Who Should Look Elsewhere
Teams that already live in GitHub should start with GitHub Copilot. It is still the simpler mainstream default for repository-centered workflows.
Developers who want the editor to revolve around the assistant should compare Cursor first. Cursor is less tied to one cloud vendor and feels more like a coding workspace built around AI.
People who need a broader all-purpose assistant should evaluate Claude or ChatGPT instead. Gemini Code Assist is a coding product first, not a general knowledge worker’s AI subscription.
Buyers who want the most privacy-friendly consumer default should avoid the free individual tier and move straight to a managed business plan, or choose a different tool entirely. The free version’s data policy is too explicit to wave away.
Bottom Line
Gemini Code Assist is one of Google’s better AI products because it is unusually practical. The free tier is generous enough to matter, the paid tiers have real enterprise substance, and the integrations line up with actual development work instead of marketing fantasy. For Google-native teams, it is a credible choice.

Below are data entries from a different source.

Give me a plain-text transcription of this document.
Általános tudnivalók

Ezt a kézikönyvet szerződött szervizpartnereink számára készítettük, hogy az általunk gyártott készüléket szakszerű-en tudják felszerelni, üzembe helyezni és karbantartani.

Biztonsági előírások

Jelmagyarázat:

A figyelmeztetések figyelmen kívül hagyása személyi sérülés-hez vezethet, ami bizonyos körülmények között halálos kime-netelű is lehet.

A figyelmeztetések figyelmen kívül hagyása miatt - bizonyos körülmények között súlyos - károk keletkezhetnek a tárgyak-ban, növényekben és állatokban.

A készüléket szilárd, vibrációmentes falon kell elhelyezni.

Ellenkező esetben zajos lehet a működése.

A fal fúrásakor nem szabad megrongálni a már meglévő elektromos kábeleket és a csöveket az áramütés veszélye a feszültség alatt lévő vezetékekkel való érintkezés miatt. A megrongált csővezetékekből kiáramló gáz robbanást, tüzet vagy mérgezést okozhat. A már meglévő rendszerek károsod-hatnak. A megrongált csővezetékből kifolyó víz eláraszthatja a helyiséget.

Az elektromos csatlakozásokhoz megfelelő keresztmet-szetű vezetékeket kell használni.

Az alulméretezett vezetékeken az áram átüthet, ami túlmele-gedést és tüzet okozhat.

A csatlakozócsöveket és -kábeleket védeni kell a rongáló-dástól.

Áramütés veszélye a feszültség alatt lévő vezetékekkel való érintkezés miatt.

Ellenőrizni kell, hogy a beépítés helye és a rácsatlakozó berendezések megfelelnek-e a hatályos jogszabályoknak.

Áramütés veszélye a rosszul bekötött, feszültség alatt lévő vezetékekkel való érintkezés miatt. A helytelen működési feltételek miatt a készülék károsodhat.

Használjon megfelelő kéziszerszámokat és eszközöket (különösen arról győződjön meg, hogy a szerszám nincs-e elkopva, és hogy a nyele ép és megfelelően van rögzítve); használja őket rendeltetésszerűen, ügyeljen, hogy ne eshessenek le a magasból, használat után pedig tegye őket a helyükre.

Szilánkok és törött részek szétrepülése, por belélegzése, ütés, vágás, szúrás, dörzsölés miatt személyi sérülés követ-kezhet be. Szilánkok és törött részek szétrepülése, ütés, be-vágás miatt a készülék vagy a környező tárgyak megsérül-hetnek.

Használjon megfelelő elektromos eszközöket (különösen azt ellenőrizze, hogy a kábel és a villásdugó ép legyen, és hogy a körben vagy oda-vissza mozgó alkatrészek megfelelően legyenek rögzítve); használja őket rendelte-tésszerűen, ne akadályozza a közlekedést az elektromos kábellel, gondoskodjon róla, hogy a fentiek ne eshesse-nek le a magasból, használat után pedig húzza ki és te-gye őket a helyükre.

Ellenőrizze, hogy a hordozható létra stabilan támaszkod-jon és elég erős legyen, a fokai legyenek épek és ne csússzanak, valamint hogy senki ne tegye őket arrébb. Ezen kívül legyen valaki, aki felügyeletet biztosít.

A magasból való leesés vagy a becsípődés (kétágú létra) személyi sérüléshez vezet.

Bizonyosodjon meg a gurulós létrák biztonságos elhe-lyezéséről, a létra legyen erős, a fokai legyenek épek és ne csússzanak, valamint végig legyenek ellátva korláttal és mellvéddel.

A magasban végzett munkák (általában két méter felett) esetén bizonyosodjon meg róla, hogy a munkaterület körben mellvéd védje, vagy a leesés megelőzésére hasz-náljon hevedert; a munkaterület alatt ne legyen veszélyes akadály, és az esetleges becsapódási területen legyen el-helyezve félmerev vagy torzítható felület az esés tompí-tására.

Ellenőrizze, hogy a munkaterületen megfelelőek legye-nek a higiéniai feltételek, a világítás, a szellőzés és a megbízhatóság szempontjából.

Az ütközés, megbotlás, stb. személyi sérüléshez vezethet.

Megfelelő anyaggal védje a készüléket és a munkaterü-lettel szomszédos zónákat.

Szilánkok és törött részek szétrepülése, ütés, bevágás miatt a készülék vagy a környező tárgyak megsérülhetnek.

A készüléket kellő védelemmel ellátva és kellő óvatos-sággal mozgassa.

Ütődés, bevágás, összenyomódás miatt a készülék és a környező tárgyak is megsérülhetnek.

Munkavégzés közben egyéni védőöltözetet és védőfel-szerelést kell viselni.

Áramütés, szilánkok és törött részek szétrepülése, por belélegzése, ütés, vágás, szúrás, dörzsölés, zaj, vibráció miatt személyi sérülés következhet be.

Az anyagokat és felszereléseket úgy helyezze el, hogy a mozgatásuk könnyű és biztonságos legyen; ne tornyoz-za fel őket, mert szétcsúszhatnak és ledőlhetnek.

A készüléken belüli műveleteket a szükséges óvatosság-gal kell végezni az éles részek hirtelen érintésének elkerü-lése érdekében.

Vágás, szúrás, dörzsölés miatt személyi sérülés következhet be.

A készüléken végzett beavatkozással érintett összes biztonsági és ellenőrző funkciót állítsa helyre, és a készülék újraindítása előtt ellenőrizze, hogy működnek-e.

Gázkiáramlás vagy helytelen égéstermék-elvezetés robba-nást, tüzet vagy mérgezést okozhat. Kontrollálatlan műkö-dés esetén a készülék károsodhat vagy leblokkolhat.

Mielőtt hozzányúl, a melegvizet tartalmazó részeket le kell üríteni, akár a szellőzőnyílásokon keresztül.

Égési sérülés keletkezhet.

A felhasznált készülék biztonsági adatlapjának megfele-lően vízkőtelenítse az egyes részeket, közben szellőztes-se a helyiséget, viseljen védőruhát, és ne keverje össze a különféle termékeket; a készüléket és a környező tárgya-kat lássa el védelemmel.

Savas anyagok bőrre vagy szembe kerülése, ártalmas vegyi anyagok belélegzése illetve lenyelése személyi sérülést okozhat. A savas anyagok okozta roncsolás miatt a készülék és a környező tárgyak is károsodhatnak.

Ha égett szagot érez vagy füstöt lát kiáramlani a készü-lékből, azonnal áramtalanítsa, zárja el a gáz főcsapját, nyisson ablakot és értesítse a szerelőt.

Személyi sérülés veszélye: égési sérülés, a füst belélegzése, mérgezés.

What keeps it from being the obvious winner is the same thing that keeps many Google products from being the obvious winner: the company has scattered the experience across too many plans, and the consumer privacy story is hard to recommend without reservation. That does not make the product weak. It makes it conditional.
If you already want Google in your development stack, Gemini Code Assist is a strong buy. If you do not, the better answer is probably elsewhere.